With a new White House policy, Americans don't need a permit to travel to Cuba. Now airlines can fly back and forth on a regular basis and U.S. companies can invest in Cuban businesses.

But leading Republican state lawmakers call the policy a giveaway to a terrorist regime. On Thursday, a key Florida Senate committee approved a bill to condemn President Obama's new diplomatic dialogue with Havana.

"To unilaterally cave in and provide that cash-starved dictatorship with cash so they can continue to support their oppressive apparatus that spies on its own people, that jails anyone who says a word of criticism about the government, that's the failed policy," Sen. Miguel Diaz de la Portilla, R-Miami, said. "That's the policy that will fail, and when you extend your hand to a dictator, what you get is a slap in the face."

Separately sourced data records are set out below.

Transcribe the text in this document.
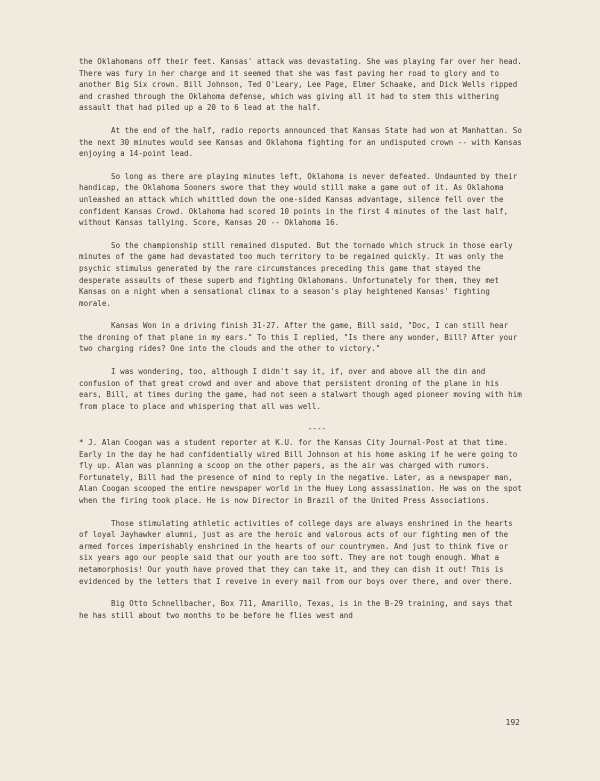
the Oklahomans off their feet. Kansas' attack was devastating. She was playing far over her head. There was fury in her charge and it seemed that she was fast paving her road to glory and to another Big Six crown. Bill Johnson, Ted O'Leary, Lee Page, Elmer Schaake, and Dick Wells ripped and crashed through the Oklahoma defense, which was giving all it had to stem this withering assault that had piled up a 20 to 6 lead at the half.

At the end of the half, radio reports announced that Kansas State had won at Manhattan. So the next 30 minutes would see Kansas and Oklahoma fighting for an undisputed crown -- with Kansas enjoying a 14-point lead.

So long as there are playing minutes left, Oklahoma is never defeated. Undaunted by their handicap, the Oklahoma Sooners swore that they would still make a game out of it. As Oklahoma unleashed an attack which whittled down the one-sided Kansas advantage, silence fell over the confident Kansas Crowd. Oklahoma had scored 10 points in the first 4 minutes of the last half, without Kansas tallying. Score, Kansas 20 -- Oklahoma 16.

So the championship still remained disputed. But the tornado which struck in those early minutes of the game had devastated too much territory to be regained quickly. It was only the psychic stimulus generated by the rare circumstances preceding this game that stayed the desperate assaults of these superb and fighting Oklahomans. Unfortunately for them, they met Kansas on a night when a sensational climax to a season's play heightened Kansas' fighting morale.

Kansas Won in a driving finish 31-27. After the game, Bill said, "Doc, I can still hear the droning of that plane in my ears." To this I replied, "Is there any wonder, Bill? After your two charging rides? One into the clouds and the other to victory."

I was wondering, too, although I didn't say it, if, over and above all the din and confusion of that great crowd and over and above that persistent droning of the plane in his ears, Bill, at times during the game, had not seen a stalwart though aged pioneer moving with him from place to place and whispering that all was well.

----

* J. Alan Coogan was a student reporter at K.U. for the Kansas City Journal-Post at that time. Early in the day he had confidentially wired Bill Johnson at his home asking if he were going to fly up. Alan was planning a scoop on the other papers, as the air was charged with rumors. Fortunately, Bill had the presence of mind to reply in the negative. Later, as a newspaper man, Alan Coogan scooped the entire newspaper world in the Huey Long assassination. He was on the spot when the firing took place. He is now Director in Brazil of the United Press Associations.

Those stimulating athletic activities of college days are always enshrined in the hearts of loyal Jayhawker alumni, just as are the heroic and valorous acts of our fighting men of the armed forces imperishably enshrined in the hearts of our countrymen. And just to think five or six years ago our people said that our youth are too soft. They are not tough enough. What a metamorphosis! Our youth have proved that they can take it, and they can dish it out! This is evidenced by the letters that I reveive in every mail from our boys over there, and over there.

Big Otto Schnellbacher, Box 711, Amarillo, Texas, is in the B-29 training, and says that he has still about two months to be before he flies west and

192
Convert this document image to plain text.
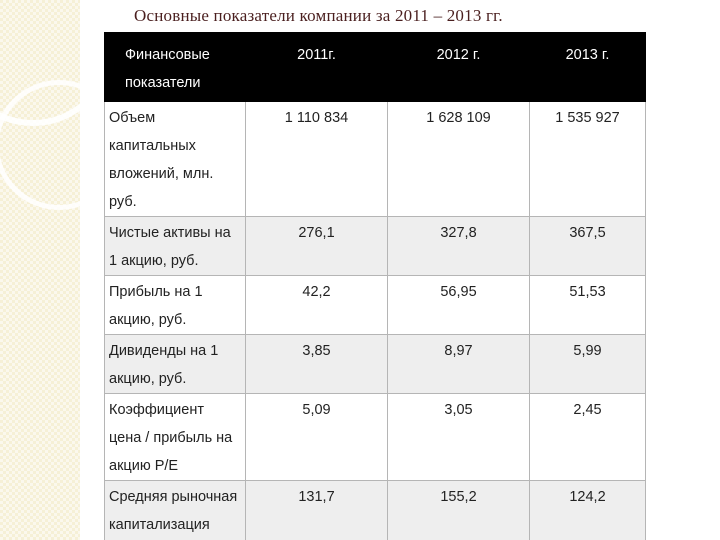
Основные показатели компании за 2011 – 2013 гг.
Финансовые показатели	2011г.	2012 г.	2013 г.
Объем капитальных вложений, млн. руб.	1 110 834	1 628 109	1 535 927
Чистые активы на 1 акцию, руб.	276,1	327,8	367,5
Прибыль на 1 акцию, руб.	42,2	56,95	51,53
Дивиденды на 1 акцию, руб.	3,85	8,97	5,99
Коэффициент цена / прибыль на акцию P/E	5,09	3,05	2,45
Средняя рыночная капитализация	131,7	155,2	124,2
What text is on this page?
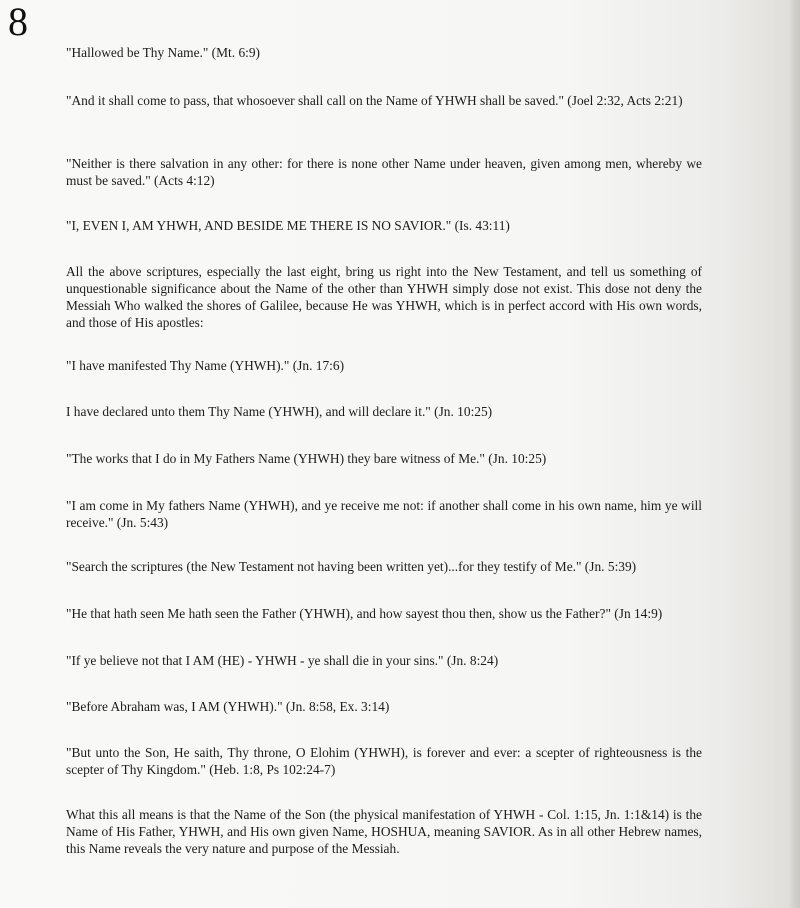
8

"Hallowed be Thy Name." (Mt. 6:9)

"And it shall come to pass, that whosoever shall call on the Name of YHWH shall be saved." (Joel 2:32, Acts 2:21)

"Neither is there salvation in any other: for there is none other Name under heaven, given among men, whereby we must be saved." (Acts 4:12)

"I, EVEN I, AM YHWH, AND BESIDE ME THERE IS NO SAVIOR." (Is. 43:11)

All the above scriptures, especially the last eight, bring us right into the New Testament, and tell us something of unquestionable significance about the Name of the other than YHWH simply dose not exist. This dose not deny the Messiah Who walked the shores of Galilee, because He was YHWH, which is in perfect accord with His own words, and those of His apostles:

"I have manifested Thy Name (YHWH)." (Jn. 17:6)

I have declared unto them Thy Name (YHWH), and will declare it." (Jn. 10:25)

"The works that I do in My Fathers Name (YHWH) they bare witness of Me." (Jn. 10:25)

"I am come in My fathers Name (YHWH), and ye receive me not: if another shall come in his own name, him ye will receive." (Jn. 5:43)

"Search the scriptures (the New Testament not having been written yet)...for they testify of Me." (Jn. 5:39)

"He that hath seen Me hath seen the Father (YHWH), and how sayest thou then, show us the Father?" (Jn 14:9)

"If ye believe not that I AM (HE) - YHWH - ye shall die in your sins." (Jn. 8:24)

"Before Abraham was, I AM (YHWH)." (Jn. 8:58, Ex. 3:14)

"But unto the Son, He saith, Thy throne, O Elohim (YHWH), is forever and ever: a scepter of righteousness is the scepter of Thy Kingdom." (Heb. 1:8, Ps 102:24-7)

What this all means is that the Name of the Son (the physical manifestation of YHWH - Col. 1:15, Jn. 1:1&14) is the Name of His Father, YHWH, and His own given Name, HOSHUA, meaning SAVIOR. As in all other Hebrew names, this Name reveals the very nature and purpose of the Messiah.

The Cuban-American lawmakers behind the bill say that prediction is grounded in history. Many of them come from families forced off the island after Fidel Castro came to power. Now his brother Raul is in charge, and more money could mean a tighter grip on power.

The lawmakers warn that cash could even help fund terror plots against dissidents in Florida. It's an ominous-sounding future that's at odds with the future seen by President Obama.

"That chips away at this hermetically-sealed society and I believe offers the best prospect, then, of leading to greater freedom," Obama has said.

The bill may have a lot of emotional appeal, but it doesn't appear to have any teeth. Foreign policy is handled by the federal government, not the states, even though no state is bound to be more affected by the United States' changing relationship with Cuba than Florida.

The legislation to condemn the outreach to Cuba is expected to pass the state House and Senate later in the legislative session. Both chambers are controlled by Republicans.